NUPRC, NOSDRA Disagree on Gas Flaring Volumes

By Ediri Ejoh

The Federal Government’s goal of transforming Nigeria into a gas-driven economy by 2030 faces significant challenges, evidenced by an estimated loss of 3,100 gigawatt-hours (GWh) in electricity generation potential due to persistent gas flaring by oil companies in May 2026.

Recent reports indicate a discrepancy in the volume of gas flared during this period between two key regulatory agencies. The Nigerian Upstream Petroleum Regulatory Commission (NUPRC) reported 17.6 million standard cubic feet (MMSCF) of gas flared, while the National Oil Spill Detection and Response Agency (NOSDRA) provided a higher estimate of 30.7 million standard cubic feet (MSCF).

According to NOSDRA’s latest report, the monetary value of the flared gas reached approximately $107.5 million. The agency stated that penalties for non-compliant companies, which include several International Oil Companies (IOCs), could reach $61.4 million.

NOSDRA also detailed the distribution of gas flaring across oilfields, revealing a 62.3% increase in flaring by onshore operations, which accounted for 22.3 MSCF, compared to just 8.4 MSCF flared offshore. This volume of flaring resulted in an estimated 1.6 million tonnes of carbon dioxide emissions.

Despite regulatory efforts to reduce flaring, the practice has continued unabated since the 1950s, contributing harmful gases to the atmosphere. The Federal Government has reiterated its commitment to the “Decade of Gas” initiative, launched in 2021, which aims to enhance power supply, industrial use, and gas exports by 2030.

A government report highlighted that promoting gas utilization for power generation and incentivizing investment in the gas value chain remain crucial objectives. However, despite increased investments in the gas sector, high levels of gas flaring suggest that these inflows have not led to corresponding improvements in gas production and utilization.

Additionally, sources indicate that Nigeria’s struggle to consistently generate over 4,000 megawatts (MW) of electricity for households and businesses is partially attributed to inadequate gas supplies for Electricity Generation Companies (GenCos).

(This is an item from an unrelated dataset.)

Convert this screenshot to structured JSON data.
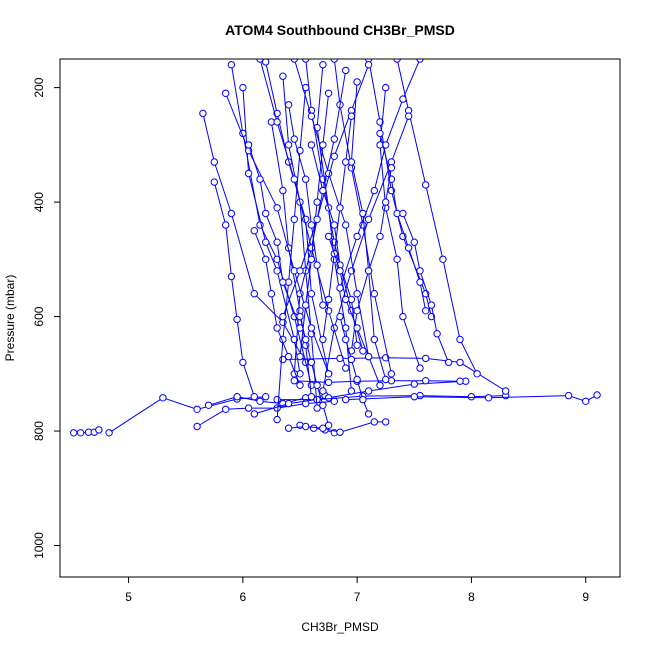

In response to the ongoing gas flaring issue, the Renevlyn Development Initiative (RDI) has called for an outright ban on the practice. The RDI argues that oil companies operating in the Niger Delta often prefer to pay penalties rather than cease flaring. Their position is underscored by recent data which shows that oil firms in Nigeria paid approximately $646 million in gas flaring penalties in 2025, the highest amount in the last five years.